Les résultats ne surprennent pas la Pre Généreux et ses étudiants. La vie étudiante est depuis longtemps connue comme étant stressante. Avec l’anxiété de performance, le désir de voyager, le désir de travailler pour avoir de l’argent, le désir d’avoir du temps pour étudier afin d’avoir de bonnes notes, les symptômes de dépression et d’anxiété sont depuis déjà quelques années très fréquents chez les étudiants. À tout ça s’ajoutent la pandémie et le confinement, qui empêchent les jeunes de socialiser et de faire les activités qui leur permettaient d’évacuer le stress.
Facteurs d’anxiété rapportés par les jeunes
En plus du stress associé à la pression des études, les jeunes sont affectés par de nombreux autres facteurs. Parmi les principaux facteurs rapportés par les jeunes nuisant de manière importante à leur santé psychologique, nous retrouvons :
- La réduction des activités sociales, sportives et culturelles (41 % au secondaire et 61 % au cégep/université).
- L’augmentation du temps d’écran (39 % au secondaire et 49 % au cégep/université).
- Les cours en ligne (28 % au secondaire et 49 % au cégep/université).
Pistes de solution encourageantes
Bien que ces statistiques soient inquiétantes, les résultats de l’enquête donnent aussi des pistes de solution qui pourraient aider au moral des jeunes. Normaliser les différentes réactions psychologiques possibles chez les jeunes en temps de pandémie les aiderait grandement à relativiser leurs émotions.
Le retour en classe graduel devrait aussi aider à briser l’isolement des jeunes. Le rapport de l’enquête démontre que 53 % des étudiants universitaires affirment que le maintien des cours en présentiel serait une solution qui les aiderait à aller mieux. Avec le retour en classe graduel dès cette semaine, les étudiants de l’Université de Sherbrooke auront la possibilité de se changer d’air et de côtoyer leurs collègues selon les règles de la santé publique.
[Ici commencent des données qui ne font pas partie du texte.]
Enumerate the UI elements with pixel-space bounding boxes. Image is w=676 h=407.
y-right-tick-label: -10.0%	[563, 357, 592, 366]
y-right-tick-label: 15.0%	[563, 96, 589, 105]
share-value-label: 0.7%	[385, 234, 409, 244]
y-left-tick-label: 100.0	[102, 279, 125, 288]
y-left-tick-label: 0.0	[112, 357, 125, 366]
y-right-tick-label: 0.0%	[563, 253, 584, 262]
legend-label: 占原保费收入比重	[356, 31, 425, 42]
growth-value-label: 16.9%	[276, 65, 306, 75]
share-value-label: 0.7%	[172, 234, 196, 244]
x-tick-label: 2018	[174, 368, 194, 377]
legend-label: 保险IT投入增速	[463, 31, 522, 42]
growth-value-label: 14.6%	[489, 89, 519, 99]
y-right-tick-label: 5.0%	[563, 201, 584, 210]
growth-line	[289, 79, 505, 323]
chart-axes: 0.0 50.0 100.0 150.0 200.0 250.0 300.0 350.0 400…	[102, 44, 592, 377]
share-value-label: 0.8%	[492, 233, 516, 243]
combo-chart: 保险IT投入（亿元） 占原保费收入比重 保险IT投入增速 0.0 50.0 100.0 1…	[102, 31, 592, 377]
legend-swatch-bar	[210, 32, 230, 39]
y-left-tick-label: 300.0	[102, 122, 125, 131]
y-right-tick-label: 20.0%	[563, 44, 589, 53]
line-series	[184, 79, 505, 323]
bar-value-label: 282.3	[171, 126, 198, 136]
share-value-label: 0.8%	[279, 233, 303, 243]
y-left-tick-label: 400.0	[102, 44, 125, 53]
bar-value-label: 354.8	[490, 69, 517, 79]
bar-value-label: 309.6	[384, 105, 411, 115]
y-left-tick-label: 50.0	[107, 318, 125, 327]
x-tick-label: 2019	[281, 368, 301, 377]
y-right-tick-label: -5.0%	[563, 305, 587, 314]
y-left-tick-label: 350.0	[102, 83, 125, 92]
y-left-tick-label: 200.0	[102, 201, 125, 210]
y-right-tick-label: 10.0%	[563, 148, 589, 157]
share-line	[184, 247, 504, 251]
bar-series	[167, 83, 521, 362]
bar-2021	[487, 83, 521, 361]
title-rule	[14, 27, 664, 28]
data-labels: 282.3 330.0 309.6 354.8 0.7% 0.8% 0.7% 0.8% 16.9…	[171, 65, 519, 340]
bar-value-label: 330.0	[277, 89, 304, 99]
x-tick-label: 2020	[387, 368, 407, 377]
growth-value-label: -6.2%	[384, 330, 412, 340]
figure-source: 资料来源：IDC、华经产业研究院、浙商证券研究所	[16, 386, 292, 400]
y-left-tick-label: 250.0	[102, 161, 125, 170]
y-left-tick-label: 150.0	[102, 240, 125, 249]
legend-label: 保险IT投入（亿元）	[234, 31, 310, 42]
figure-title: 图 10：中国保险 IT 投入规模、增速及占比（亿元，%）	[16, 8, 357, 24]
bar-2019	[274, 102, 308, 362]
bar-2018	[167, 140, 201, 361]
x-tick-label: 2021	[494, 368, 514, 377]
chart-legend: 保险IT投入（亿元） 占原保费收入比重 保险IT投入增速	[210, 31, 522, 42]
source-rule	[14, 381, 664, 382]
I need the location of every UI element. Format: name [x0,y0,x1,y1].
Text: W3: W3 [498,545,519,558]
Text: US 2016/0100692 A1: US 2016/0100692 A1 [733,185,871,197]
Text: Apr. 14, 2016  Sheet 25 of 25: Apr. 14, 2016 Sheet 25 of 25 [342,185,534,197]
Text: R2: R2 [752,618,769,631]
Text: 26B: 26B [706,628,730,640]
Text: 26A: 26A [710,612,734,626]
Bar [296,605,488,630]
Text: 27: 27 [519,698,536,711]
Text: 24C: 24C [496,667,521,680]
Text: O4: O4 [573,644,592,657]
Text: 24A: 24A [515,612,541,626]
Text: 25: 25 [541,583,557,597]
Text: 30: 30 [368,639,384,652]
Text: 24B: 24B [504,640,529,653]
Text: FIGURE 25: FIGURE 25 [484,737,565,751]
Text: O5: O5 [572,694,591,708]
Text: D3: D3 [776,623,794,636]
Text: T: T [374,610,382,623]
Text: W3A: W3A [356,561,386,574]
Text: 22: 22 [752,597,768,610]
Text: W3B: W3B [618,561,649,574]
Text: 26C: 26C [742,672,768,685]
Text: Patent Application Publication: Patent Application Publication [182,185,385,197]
Pistes de la docteure Généreux pour diminuer son temps d’écran :
- écouter un podcast au lieu d’un film ;
- faire un appel téléphonique au lieu d’une vidéoconférence ;
- imprimer ses lectures scolaires ;
- faire ses entrainements dehors plutôt que sur YouTube.
En ces temps plutôt difficiles, il est important de prendre soin de soi. Si vous éprouvez des symptômes de dépression ou d’anxiété, n’oubliez pas que le Service de psychologie de l’Université offre des consultations ponctuelles.